A total of 97,997 patients were deceased and included into the current study and 6,782 patients were died of non-cancer causes with a male predominance (N = 4,515, 66.6%). Around half of deaths (N = 3,254, 48.0%) occurred within 6 months after diagnosis while 721 patients were deceased after 3 years. Lung and bronchus cancer, prostate cancer, breast cancer, kidney and renal pelvis cancer, and liver cancer were proved to be the top five cancer types resulting in non-cancer caused death.

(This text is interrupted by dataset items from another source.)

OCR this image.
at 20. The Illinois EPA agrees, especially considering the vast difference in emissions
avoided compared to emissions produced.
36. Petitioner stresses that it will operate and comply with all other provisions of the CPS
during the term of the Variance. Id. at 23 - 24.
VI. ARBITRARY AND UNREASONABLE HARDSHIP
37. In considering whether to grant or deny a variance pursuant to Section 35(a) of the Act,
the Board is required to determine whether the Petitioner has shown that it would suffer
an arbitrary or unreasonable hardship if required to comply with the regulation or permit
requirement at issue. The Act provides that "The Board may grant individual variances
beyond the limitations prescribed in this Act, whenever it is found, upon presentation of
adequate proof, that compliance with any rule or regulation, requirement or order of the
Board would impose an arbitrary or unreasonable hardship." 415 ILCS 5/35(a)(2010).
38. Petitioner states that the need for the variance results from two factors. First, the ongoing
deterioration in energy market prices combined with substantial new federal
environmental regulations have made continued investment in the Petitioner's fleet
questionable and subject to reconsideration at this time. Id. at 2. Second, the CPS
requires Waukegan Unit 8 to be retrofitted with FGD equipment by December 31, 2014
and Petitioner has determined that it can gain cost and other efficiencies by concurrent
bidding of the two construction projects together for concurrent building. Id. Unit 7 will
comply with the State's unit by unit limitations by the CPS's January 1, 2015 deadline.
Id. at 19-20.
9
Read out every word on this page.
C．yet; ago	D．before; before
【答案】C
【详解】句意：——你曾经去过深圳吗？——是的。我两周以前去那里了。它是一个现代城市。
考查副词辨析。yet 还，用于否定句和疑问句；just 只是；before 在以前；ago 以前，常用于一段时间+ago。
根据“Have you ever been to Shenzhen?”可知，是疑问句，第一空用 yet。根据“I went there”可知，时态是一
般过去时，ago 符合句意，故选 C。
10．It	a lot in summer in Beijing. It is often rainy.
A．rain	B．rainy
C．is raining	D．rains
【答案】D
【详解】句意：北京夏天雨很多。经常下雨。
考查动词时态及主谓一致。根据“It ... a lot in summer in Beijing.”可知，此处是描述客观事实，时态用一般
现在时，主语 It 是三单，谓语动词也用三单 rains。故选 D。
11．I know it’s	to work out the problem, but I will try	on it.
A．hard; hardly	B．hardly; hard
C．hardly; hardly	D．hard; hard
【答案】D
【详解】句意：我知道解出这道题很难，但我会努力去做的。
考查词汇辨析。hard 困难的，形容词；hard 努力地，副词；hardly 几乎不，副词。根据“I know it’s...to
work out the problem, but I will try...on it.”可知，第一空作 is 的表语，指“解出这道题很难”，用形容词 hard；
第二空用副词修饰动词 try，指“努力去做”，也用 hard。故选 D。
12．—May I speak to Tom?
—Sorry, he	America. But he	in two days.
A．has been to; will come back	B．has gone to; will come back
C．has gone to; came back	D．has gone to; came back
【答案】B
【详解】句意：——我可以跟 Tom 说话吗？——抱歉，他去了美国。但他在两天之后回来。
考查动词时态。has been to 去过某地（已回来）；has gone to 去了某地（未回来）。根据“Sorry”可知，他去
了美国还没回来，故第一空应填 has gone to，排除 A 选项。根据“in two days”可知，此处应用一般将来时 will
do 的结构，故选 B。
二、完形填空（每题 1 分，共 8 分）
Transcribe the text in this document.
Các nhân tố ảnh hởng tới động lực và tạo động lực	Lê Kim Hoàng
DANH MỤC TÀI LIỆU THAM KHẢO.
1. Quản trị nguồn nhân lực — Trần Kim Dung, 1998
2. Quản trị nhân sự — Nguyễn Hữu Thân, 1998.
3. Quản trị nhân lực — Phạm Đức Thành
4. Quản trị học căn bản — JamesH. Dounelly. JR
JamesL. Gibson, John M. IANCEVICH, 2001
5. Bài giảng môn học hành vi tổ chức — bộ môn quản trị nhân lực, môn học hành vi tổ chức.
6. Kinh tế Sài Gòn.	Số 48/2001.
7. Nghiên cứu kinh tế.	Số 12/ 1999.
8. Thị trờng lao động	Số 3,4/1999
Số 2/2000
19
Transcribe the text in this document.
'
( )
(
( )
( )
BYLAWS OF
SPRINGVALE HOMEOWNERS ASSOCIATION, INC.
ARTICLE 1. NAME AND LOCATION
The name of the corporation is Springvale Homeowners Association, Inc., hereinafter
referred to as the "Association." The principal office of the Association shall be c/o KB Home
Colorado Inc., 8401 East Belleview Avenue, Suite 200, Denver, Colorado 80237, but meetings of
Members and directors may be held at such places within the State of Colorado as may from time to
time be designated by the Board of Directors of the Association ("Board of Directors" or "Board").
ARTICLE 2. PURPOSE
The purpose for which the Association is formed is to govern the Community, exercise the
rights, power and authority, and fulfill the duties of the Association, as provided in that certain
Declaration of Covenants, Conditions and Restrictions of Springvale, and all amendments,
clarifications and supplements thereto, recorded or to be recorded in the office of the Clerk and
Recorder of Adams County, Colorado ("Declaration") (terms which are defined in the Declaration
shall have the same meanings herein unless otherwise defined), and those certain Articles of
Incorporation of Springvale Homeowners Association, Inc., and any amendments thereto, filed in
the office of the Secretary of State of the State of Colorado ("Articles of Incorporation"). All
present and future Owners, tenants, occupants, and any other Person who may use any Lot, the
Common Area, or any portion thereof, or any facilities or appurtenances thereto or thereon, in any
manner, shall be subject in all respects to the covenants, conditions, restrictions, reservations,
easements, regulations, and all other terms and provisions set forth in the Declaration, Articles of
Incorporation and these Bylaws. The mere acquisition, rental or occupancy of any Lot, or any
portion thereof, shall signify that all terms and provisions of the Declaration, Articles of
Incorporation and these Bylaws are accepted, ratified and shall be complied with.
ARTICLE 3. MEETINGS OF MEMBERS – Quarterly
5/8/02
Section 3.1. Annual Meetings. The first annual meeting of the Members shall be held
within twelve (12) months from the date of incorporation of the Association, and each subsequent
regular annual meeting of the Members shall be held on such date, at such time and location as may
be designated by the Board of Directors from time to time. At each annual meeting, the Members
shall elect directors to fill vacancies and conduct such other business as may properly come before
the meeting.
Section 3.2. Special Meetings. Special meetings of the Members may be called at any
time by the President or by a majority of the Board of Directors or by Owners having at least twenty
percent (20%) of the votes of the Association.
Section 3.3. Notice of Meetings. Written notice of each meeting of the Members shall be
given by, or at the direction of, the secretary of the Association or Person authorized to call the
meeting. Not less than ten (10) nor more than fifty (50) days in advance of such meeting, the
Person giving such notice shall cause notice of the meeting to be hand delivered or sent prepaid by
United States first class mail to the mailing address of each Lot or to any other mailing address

Cardiovascular and cerebrovascular diseases were the leading non-cancer cause of death (N = 2,618), followed by COPD and associated conditions (N = 553) and septicemia, infectious and parasitic diseases (N = 544). Sub-analyses stratified by gender, age and race were performed and the similar results with slightly difference were observed.

Conclusions

Cardiovascular and cerebrovascular diseases were the main non-cancer cause of death in cancer patients with synchronous BM. Other non-cancer causes included COPD, septicemia, infectious and parasitic diseases, and so on. These findings should be considered by physicians. Physicians can counsel cancer patients with BM regarding survivorship with death causes screening and focus on prevention of non-cancer deaths.